Amended definition of dependent work
Impact date: 1 January 2026 An amendment to the Slovak Labor Code changes the definition of dependent work (i.e. an employment relationship, distinct from other forms of work such as self-employment or business contracts) by removing the requirement that the work must be performed “during working hours determined by the employer”. This means that even if a worker sets their own schedule, the relationship can still be classified as dependent work.
This legislative change is a response to the provisions of the Labor Code commonly used in practice, which allow employees a certain degree of autonomy in organizing their working time (e.g., flexible working hours) or scheduling work (e.g., home-based work, telework). The change will also ensure that in determining the nature of the relationship, more emphasis is placed on the full circumstances rather than on the specific time at which the work is carried out.
Employer implications/action needed Employers should review their arrangements with self-employed contractors to ensure that they are properly classified as such.
Employer risk In practice, this legislative change means there is a greater risk of the labor inspectorate making a finding of illegal employment. If an employer enters into a commercial contract for cooperation with a sole trader, the adjustment of working hours in such a contract and the agreement that the self-employed person may perform work at their own discretion will no longer be sufficient to exclude this relationship from the definition of dependent work. The fine imposed by the labor inspectorate for violating the prohibition of illegal employment ranges from: €2.000 to €200.000 (at least €5.000 in the case of the illegal employment of two or more individuals).
Changes to statutory entitlements and mandatory contributions
Impact date: 1 January 2026 Changes have been made to the Social Insurance Act aimed at streamlining processes and increasing contributions, many of which are relevant to employment, including:
- Assessment base: An increase in the monthly assessment base (i.e. the amount of an employee’s income on which contributions are calculated) for the payment of health insurance, pension insurance (old-age insurance, disability insurance)

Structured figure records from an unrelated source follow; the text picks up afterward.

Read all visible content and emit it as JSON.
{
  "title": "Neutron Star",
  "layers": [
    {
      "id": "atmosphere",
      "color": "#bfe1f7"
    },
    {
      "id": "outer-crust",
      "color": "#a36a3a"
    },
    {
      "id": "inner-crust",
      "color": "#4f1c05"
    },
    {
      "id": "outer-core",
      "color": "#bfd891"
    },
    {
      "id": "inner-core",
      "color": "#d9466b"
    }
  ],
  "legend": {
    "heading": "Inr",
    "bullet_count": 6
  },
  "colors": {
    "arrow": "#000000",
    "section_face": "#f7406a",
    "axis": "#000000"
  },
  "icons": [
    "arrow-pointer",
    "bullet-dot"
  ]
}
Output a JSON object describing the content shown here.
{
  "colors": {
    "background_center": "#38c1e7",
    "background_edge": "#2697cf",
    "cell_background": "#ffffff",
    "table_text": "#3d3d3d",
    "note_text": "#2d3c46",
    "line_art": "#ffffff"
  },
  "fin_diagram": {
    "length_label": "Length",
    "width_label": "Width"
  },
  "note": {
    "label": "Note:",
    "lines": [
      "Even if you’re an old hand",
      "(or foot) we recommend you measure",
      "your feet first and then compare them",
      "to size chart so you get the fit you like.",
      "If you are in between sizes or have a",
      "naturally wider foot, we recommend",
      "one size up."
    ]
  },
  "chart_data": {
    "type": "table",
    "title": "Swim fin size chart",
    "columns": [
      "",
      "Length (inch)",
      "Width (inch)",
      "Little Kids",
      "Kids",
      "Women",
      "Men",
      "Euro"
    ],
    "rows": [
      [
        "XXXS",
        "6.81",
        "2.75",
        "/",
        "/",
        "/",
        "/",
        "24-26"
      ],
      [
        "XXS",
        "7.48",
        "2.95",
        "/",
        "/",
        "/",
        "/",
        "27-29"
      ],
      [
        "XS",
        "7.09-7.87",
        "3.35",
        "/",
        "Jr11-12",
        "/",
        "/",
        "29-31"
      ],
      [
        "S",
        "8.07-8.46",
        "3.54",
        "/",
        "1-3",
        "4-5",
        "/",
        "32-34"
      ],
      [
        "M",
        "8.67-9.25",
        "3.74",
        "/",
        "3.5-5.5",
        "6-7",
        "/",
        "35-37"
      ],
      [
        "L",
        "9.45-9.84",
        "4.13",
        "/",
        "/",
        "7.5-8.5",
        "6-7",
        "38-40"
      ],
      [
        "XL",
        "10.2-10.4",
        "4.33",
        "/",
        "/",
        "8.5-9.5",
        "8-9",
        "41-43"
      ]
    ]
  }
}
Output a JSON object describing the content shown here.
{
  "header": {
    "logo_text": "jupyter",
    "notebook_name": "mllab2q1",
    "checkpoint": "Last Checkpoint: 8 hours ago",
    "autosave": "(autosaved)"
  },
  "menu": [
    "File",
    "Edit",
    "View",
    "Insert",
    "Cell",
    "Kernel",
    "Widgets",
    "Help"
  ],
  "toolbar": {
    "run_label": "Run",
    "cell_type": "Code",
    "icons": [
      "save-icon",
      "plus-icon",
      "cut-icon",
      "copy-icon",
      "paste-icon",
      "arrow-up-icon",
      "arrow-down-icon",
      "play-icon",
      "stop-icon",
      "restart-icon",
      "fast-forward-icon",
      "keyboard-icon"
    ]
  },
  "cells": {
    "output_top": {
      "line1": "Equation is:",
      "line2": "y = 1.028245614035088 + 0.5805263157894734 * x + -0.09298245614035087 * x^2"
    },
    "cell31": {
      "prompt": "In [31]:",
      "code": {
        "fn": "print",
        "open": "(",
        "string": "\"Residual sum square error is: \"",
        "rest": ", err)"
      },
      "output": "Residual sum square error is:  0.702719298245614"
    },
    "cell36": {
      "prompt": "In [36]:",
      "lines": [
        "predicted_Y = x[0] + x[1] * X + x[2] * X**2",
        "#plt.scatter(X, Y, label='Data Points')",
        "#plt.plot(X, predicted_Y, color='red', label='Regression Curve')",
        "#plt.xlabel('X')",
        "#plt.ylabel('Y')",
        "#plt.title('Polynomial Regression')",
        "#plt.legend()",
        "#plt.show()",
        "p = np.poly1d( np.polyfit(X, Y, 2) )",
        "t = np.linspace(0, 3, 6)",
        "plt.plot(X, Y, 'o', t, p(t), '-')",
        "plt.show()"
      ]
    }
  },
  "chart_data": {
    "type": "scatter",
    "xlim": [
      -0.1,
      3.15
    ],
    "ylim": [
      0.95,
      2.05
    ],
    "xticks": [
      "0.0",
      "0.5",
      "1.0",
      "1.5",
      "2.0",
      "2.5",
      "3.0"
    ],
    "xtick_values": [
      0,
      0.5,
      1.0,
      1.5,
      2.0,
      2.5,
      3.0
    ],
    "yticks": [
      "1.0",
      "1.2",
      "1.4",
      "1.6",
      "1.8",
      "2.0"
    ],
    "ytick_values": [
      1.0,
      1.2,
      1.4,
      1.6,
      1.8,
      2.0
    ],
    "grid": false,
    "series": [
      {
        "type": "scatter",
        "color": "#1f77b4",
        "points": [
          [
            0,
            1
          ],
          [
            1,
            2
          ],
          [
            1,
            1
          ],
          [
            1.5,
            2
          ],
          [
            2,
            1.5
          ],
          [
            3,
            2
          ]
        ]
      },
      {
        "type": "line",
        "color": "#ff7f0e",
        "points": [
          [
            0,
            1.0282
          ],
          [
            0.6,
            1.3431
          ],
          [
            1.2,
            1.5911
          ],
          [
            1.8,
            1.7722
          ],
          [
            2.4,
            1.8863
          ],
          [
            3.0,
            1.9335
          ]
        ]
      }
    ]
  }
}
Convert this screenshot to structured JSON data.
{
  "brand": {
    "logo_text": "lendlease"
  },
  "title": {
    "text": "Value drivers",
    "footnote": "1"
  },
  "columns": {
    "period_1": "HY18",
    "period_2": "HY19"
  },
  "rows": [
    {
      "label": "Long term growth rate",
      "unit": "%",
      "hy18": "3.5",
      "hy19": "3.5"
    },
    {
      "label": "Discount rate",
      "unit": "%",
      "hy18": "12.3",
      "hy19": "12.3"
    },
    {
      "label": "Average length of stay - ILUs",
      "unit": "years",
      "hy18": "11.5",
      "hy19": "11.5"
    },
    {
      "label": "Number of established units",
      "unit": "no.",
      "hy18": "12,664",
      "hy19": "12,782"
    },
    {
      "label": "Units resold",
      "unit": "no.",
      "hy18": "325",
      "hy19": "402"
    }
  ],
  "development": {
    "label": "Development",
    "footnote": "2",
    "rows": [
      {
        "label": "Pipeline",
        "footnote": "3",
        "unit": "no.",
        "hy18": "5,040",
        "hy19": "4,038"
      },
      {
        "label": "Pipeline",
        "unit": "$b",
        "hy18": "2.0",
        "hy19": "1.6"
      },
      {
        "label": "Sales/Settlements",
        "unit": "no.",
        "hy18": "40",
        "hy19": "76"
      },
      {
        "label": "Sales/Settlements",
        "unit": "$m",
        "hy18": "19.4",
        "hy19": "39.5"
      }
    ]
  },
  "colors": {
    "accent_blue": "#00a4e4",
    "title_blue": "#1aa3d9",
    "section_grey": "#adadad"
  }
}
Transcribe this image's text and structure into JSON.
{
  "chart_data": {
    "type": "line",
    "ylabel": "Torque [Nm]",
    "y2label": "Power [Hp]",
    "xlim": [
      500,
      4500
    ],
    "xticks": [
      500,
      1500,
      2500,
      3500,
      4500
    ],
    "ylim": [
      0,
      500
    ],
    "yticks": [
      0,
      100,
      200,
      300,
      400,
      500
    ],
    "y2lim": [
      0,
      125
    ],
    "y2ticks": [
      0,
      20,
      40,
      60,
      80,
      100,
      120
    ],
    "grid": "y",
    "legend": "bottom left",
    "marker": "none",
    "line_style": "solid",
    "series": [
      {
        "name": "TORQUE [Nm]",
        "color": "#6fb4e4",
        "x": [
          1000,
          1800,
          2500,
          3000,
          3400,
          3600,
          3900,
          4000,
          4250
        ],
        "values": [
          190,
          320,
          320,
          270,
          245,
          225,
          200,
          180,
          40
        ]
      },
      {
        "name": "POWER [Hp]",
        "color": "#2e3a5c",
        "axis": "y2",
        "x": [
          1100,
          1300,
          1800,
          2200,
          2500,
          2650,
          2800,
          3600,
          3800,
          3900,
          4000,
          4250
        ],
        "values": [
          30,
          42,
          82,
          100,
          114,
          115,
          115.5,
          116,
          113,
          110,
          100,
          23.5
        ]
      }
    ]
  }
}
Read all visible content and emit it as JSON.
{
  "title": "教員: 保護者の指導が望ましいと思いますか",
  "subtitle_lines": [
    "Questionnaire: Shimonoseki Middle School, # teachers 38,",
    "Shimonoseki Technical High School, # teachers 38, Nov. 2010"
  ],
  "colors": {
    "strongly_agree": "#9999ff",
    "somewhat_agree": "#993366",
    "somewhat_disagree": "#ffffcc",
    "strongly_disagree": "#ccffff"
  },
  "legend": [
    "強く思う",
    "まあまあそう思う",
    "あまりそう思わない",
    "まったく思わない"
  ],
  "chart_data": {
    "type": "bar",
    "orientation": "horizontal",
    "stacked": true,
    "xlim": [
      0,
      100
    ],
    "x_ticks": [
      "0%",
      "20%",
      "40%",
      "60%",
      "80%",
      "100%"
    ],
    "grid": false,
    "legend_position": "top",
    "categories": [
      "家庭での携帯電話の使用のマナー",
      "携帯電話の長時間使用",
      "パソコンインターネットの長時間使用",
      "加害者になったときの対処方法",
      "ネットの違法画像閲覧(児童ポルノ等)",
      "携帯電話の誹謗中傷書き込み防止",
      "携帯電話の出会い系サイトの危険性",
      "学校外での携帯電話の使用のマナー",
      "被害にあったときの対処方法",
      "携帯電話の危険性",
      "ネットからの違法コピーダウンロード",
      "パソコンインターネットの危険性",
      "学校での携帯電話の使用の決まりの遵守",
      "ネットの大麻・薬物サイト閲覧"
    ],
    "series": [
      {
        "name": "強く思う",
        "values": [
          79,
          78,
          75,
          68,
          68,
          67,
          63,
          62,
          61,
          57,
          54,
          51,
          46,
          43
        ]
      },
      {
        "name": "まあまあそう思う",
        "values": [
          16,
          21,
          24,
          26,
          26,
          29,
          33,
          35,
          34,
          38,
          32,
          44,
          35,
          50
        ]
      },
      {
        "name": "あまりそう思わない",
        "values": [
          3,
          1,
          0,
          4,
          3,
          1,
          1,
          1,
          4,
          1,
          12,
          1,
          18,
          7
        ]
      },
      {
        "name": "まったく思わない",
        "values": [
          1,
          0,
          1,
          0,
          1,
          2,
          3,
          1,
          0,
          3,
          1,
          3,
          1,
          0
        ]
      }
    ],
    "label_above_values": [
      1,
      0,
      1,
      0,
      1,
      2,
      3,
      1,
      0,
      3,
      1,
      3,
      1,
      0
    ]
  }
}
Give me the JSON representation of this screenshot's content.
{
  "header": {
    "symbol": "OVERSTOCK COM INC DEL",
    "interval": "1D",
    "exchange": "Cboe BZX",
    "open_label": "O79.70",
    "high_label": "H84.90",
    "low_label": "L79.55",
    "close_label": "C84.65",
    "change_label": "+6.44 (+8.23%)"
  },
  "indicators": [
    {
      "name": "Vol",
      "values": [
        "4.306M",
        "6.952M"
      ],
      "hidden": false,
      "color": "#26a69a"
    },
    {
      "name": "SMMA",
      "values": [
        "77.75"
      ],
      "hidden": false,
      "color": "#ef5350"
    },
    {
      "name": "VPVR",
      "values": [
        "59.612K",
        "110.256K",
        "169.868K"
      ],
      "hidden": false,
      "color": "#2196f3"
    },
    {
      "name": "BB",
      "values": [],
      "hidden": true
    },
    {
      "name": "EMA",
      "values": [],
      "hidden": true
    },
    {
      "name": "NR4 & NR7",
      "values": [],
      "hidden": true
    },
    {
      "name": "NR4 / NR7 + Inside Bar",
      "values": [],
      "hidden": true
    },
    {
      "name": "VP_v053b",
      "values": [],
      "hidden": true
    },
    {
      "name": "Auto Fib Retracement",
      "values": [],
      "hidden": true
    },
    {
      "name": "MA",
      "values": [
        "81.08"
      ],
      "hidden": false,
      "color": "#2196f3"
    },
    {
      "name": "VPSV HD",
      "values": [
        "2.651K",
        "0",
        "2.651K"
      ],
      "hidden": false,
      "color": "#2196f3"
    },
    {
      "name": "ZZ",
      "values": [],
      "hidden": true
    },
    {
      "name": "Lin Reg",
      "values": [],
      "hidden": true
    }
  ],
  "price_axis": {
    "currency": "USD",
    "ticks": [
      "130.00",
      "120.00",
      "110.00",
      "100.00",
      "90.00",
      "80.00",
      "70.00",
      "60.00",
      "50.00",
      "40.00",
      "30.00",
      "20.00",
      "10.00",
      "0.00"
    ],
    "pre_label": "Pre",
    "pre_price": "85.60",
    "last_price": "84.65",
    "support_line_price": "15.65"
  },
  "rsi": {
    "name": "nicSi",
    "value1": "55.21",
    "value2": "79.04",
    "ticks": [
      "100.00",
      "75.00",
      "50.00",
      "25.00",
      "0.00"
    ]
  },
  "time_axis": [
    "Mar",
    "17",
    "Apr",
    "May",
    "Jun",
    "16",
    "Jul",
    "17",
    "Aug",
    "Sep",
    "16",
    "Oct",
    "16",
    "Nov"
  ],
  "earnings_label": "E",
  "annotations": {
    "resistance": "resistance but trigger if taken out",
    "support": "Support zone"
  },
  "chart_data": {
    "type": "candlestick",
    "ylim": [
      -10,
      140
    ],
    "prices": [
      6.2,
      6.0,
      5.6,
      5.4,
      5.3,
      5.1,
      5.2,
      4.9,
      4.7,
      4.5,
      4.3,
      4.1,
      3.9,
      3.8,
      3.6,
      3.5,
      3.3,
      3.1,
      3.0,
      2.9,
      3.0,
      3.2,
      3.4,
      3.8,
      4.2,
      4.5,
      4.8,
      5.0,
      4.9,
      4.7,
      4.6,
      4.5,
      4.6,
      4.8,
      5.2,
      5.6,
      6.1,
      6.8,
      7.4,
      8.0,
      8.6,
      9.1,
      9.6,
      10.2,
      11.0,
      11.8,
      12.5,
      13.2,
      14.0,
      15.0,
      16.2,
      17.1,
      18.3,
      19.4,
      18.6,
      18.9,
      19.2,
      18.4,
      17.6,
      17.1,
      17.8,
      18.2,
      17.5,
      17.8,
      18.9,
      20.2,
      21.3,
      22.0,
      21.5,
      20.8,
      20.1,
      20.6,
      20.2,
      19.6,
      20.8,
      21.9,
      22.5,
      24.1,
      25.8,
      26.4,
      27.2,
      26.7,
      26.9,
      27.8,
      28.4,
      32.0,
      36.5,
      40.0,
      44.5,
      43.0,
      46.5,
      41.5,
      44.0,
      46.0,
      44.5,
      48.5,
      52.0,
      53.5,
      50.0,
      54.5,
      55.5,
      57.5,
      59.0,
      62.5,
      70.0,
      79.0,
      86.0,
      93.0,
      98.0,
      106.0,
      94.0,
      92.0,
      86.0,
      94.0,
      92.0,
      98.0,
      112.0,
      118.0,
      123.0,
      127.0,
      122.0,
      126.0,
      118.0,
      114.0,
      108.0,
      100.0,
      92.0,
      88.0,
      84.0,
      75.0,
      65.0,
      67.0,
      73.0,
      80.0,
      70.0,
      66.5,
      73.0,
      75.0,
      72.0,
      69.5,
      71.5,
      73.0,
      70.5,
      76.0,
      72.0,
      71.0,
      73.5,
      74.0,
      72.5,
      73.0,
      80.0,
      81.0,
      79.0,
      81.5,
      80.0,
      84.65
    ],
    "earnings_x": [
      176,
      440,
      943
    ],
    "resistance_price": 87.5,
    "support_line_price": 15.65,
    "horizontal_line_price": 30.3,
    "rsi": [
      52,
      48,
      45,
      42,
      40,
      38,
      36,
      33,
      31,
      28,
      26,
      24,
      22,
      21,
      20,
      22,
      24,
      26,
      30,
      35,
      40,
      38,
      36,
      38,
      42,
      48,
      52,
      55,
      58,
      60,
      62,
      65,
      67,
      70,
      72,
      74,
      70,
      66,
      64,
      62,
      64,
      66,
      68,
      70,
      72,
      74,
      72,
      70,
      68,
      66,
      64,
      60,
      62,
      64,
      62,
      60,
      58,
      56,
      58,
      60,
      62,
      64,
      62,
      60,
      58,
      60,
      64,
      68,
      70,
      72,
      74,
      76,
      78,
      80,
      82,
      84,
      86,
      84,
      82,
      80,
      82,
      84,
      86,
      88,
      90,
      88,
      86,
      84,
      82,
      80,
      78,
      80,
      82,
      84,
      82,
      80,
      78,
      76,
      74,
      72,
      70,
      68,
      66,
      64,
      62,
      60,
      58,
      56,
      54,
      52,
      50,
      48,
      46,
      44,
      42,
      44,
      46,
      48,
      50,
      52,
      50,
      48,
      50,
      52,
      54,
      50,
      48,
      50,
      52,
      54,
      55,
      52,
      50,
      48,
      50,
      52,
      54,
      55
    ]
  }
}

- Unemployment benefits: To motivate recipients to return to the labor market sooner, there will be a gradual reduction in unemployment benefits. Benefits start decreasing from the 4th month of unemployment, with a reduction of ten percentage points per month
- Sick pay: Entitlement to sick pay for employees from the 15th day of temporary sick leave
- Abolition of the exemption from social insurance contributions: Removal of exemptions for employees and employers in cases where an employee has income from work in a previous period during specific situations (e.g., incapacity for work lasting less than 52 weeks, receipt of maternity benefits)
- Extension of income compensation during temporary sick leave: Compensation is extended from ten to 14 days
- Increase in public health insurance contribution rates: Increased for employees from 4% to 5% and for the self-employed from 15% to 16%.
Employer implications/action needed Employers should note the adjusted rates and adjust contributions accordingly.
Employer risk The application of incorrect rates can lead to claims from employees and potential back-pay obligations.